Flavio Busonera, medico e partigiano, fu essenzialmente una brava persona, un brav’uomo. Eppure, sempre "controllato a vista", fin da giovane. Ho letto infatti alcuni documenti (presenti nel faldone dell’Archivio di Stato n° 908, del Casellario politico Centrale) che mi sono stati trasmessi da Liana Isipato, ricercatrice dell’IVESER, l’Istituto Storico di Venezia cui da anni è iscritto anche il Comune di Cavarzere. Da questi documenti risulta che già dal 1910-1911, da studente ginnasiale, Flavio è accusato di simpatie per i gruppi anarchici, ma dal suo sospetto anarchismo viene scagionato dalla Prefettura di Cagliari, come giovane di “buona condotta morale e politica”. Poi il Ministero dell’Interno, durante il regime fascista, indaga su di lui, che viene schedato nel giugno 1937 come "sovversivo". L’anno dopo però viene radiato, cioè escluso dagli elenchi dei "sovversivi" perché, pur non essendo iscritto al Partito Nazionale Fascista, “partecipa a tutte le manifestazioni patriottiche”. Questa radiazione viene convalidata dal Ministero dell’Interno nel settembre del 1939, proprio mentre lavora a San Pietro di Cavarzere. Per questo, sottolineavo, il dottor Busonera era essenzialmente un bravo medico e un brav’uomo, così riconosciuto dallo stesso regime. Furono poi gli anni della guerra, e degli scontri civili, in cui scelse di schierarsi e agire come antifascista, che lo porteranno alla sua drammatica fine.

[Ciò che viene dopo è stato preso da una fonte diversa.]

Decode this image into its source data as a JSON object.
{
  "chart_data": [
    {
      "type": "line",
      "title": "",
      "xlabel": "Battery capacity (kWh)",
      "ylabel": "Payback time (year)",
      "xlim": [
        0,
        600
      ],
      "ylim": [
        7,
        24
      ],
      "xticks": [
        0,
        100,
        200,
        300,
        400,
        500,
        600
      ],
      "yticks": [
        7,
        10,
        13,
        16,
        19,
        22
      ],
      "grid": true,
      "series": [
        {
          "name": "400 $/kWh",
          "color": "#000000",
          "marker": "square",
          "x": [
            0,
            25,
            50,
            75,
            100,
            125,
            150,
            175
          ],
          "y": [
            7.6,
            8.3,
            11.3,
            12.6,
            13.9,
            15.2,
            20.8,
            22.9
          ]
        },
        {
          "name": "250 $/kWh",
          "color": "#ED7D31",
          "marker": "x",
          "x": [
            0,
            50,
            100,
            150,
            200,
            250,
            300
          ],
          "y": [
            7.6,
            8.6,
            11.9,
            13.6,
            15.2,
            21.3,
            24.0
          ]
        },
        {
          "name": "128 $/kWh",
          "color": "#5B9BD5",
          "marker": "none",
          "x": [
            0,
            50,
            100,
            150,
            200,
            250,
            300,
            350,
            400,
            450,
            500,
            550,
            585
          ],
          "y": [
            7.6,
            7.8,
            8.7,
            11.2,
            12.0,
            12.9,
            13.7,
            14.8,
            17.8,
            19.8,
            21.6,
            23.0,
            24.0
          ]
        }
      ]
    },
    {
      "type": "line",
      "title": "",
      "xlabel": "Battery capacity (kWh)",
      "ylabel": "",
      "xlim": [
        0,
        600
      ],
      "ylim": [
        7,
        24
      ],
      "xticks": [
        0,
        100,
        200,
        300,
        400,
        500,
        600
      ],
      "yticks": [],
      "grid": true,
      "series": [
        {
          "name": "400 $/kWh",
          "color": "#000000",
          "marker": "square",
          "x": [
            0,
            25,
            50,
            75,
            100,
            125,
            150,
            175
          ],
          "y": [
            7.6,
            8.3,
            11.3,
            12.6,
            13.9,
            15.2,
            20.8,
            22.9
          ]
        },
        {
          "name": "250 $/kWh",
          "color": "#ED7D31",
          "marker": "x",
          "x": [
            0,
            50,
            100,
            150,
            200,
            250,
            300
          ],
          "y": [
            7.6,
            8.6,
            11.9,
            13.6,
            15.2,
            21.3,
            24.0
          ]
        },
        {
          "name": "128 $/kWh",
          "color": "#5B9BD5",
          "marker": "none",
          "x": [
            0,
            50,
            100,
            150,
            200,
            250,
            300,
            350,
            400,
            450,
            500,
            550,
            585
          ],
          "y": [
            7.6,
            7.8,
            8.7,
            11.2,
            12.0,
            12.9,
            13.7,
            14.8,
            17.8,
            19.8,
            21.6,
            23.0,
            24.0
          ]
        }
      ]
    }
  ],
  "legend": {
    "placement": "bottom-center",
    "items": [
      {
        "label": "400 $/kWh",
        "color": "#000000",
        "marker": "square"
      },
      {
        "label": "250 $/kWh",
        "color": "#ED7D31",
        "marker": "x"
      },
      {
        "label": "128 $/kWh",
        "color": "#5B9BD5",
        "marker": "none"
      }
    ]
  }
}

Flavio Busonera era nato a Oristano il 28 luglio 1894; suo padre aveva una piccola fabbrica di gazosa e per quei tempi era un benestante: questo gli permise di mandare il figlio al ginnasio. Bravo a scuola, Busonera prese la maturità al liceo Dettori di Cagliari e prima di finire l’università dovette partire per la Grande Guerra. Tornato a Cagliari, si laureò nel 1921 e si iscrisse al neonato Partito Comunista. Durante un viaggio in nave conobbe Maria Borghesan di Noale, che andava a trovare il fratello funzionario nelle miniere sarde, e con lei si sposò mettendo al mondo quattro figli, due dei quali, Francesco e Maria Teresa, sono oggi con noi. La vita di lavoro a Sarroch, paese vicino a Cagliari, fu ostacolata a causa delle sue idee antifasciste, e così si trasferì nel Friuli fino al ’26, e poi nel Cavarzerano: prima a Rottanova e San Pietro, poi in centro. Era specializzato in pediatria e la gente di Cavarzere, per la sua bravura e la sua umanità, lo ricorda come "il medico buono". Essendo antifascista, fu per lui naturale aderire alla Resistenza e, a Cavarzere, ne fu l’anima, dirigendo la raccolta di armi paracadutate negli aviolanci, trovando ripari per i militari alleati ricercati da fascisti e tedeschi, curando i partigiani feriti o ammalati e tenendo i rapporti con la Resistenza di Adria, Padova e Chioggia. Il capo partigiano Aldo Varisco di Chioggia scrisse nelle sue memorie che nel loro primo incontro Busonera si manifestò “uomo dinamico e dai propositi concreti”. Catturato in seguito a delazione, nella casa in Via Trento e Trieste, fu portato in carcere e brutalmente assassinato a Padova, in via Santa Lucia il 17 agosto 1944. La cittadinanza di Cavarzere gli è riconoscente e tiene viva la sua memoria con profonda gratitudine.